Despite difficulties abroad, many Americans complete their medical educations, and manage to win the respect of their professors and classmates. One second-year student at Louvain has a simple explanation for those successes: “ Anyone who comes here to be motivated. You have to learn a new language, the school is constant hard work, and it’s difficult to get back into the States to practice”.

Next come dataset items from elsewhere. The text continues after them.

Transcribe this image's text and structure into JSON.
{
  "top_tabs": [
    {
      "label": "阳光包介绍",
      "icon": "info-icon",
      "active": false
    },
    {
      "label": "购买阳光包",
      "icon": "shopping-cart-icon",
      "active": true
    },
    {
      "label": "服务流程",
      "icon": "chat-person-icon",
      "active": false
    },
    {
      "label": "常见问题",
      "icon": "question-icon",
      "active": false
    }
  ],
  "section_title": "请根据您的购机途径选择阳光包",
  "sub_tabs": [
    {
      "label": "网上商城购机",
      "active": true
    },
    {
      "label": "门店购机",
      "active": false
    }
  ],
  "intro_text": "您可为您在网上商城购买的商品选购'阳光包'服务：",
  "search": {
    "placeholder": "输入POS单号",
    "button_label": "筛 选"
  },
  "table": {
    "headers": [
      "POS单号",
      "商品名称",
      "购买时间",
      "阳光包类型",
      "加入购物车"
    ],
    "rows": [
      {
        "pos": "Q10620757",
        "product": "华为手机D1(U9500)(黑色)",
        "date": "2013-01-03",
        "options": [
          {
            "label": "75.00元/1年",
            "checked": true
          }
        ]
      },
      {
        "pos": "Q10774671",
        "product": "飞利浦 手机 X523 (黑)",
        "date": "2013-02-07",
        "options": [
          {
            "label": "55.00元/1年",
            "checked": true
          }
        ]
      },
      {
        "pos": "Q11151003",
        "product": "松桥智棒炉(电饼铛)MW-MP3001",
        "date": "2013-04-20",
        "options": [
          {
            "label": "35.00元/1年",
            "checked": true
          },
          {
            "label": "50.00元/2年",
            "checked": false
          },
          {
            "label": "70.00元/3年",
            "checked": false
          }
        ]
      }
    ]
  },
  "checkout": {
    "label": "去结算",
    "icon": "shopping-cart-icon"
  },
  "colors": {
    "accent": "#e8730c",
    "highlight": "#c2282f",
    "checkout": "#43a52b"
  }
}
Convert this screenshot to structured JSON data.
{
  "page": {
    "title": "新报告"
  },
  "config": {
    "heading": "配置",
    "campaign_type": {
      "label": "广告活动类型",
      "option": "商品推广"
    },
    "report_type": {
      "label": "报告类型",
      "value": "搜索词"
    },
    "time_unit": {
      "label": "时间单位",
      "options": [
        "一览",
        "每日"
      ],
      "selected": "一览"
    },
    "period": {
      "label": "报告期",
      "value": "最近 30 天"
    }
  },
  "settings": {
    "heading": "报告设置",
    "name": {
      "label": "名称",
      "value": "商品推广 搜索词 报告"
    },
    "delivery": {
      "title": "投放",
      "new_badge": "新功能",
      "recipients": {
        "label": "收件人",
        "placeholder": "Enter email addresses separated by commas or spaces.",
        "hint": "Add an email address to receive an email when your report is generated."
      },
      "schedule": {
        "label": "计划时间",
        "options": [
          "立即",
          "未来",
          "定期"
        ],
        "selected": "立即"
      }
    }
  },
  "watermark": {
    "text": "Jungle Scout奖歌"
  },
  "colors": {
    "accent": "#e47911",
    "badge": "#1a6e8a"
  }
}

Before they can intern or practice in the United States, graduates of foreign schools must pass a special examination required by medical-education authorities. The tough test is designed primarily to weed out those who are unable to speak English or whose medical education is not up to U.S. standards.
38. Which of the following is true about U.S. would-be physicians?
A. America medical schools have superfluous applicants
B. language is a big problem all the American students applying to foreign medical schools have to face.
C. Graduates from both American and foreign medical schools should take the same test before practice
D. As many as one-third of last year’s applicants of medical schools are now applying to foreign schools
39. Which is following is true about foreign medical education ?
A. A lot of foreign medical schools do not welcome U.S. students simply because they have to consider the applicants form their own countries first.
B. To enter foreign medical schools is much easier than to gain admittance into American medical schools if the problem of language is not regarded.
C. There are not many good foreign medical schools according to American students
D. There are so many difficulties in studying abroad that not many American students become successful in foreign medical schools
40. Which of the following is one of the difficulties the American students at foreign, medical schools have to face.
A. Living and medical conditions in foreign countries are not so good as those in America.
B. There is racial discrimination against them.
C. They are given no opportunities to practice at local places.
D. They are treated the same as foreign physicians and medical school graduates when trying to go back to America to practice.
41. What does the word “gringos” mean?
A. Americans. B. Foreigners C. Americans in Mexico D. Mexicans
42. Which of the following can be the title of this passage?
A. Foreign Medical Schools.
B. Life at Foreign Medical Schools
C. The tough Foreign Route
D. American Would-be Physicians at Foreign Schools.